Backed by the legitimacy of the professoriate, British statesman such as Cecil Rhodes and Alfred Miner lead the country's leadership down the globalization path. Miner established 'Round Table' groups to promote a worldwide federation of English-speaking countries. In each target country, local leaders were recruited as 'Judas goats' to lead their countries to the slaughter of WWI. The 'War that Will End War,' wrote novelist H.G. Wells in 1914, would result "in a Peace League that will control the globe." Wells, by the way, was among British mediates recruited by Britain's War Propaganda Bureau (a.k.a. Wellington House) as a secret operative.
British leaders knew that the Peace League would never come about without US support. Thus, British intelligence worked to penetrate the Wilson White House--an endeavor that proved easy. Among their top recruits was Edward House, a close advisor to the president with generational ties to England.
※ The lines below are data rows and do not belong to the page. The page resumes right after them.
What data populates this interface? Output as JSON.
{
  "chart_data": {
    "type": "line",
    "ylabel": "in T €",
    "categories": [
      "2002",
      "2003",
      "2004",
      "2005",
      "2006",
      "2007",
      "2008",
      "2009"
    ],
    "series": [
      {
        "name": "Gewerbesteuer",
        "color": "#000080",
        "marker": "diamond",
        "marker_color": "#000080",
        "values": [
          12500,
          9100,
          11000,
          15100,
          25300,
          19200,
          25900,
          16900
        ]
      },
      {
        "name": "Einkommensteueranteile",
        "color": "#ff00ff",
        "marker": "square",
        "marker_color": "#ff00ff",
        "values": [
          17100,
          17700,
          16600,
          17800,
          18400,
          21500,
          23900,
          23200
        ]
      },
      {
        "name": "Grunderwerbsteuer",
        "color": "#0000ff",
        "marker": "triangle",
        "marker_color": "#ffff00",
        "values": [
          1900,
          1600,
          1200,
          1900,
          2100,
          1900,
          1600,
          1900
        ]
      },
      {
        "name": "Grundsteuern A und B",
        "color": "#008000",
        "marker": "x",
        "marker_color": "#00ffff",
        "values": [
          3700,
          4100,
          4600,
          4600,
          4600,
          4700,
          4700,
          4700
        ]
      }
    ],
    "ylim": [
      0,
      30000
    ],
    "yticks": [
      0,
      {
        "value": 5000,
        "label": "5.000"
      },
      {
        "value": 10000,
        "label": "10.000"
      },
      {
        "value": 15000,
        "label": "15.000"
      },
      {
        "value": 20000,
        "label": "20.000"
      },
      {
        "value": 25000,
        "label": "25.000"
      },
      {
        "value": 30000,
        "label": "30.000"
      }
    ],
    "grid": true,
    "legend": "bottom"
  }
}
House worked with British spies, including US station chief for the SIS Sir William Wiseman, to influence US policy toward participation in WWI and assembling the subsequent Peace League. British Foreign Secretary Sir Edward Grey coined the term 'League of Nations' that, through the persuasive influence of House, Wilson proposed to the world.
It should be plain, then, that counter to narrative of popular history, President Wilson was not the father of globalism. Instead, he was merely a high profile mouthpiece for an idea that had been nearly a century in the making.
Following WWI, House and Wiseman guided Wilson's every move at the 1919 Paris Peace Conference. To the disdain of British globalists, however, Wilson could not persuade the US Senate to vote in favor of the League of Nations. Consequently, globalist sympathizers in the UK and US governments established groups, such as the US Council on Foreign Relations, to coordinate policy in a manner that kept the torch burning.
As we now know, Wells' War that Would End War didn't do the trick. In midst of WWII, Winston Churchill picked up the torch of globalism, calling for a 'special relationship' between US and UK to form a 'world organization' that prevent another world war. The United Nations was subsequently founded in 1945.
But how could there be peace without tools for war that would keep the peace? Churchill argued that yet another English-speaking groups authorized to make war was necessary to enforce the globalist vision. Thus, NATO in 1949.
And so became the British foundation for globalism foreseen by Orwell and in play today.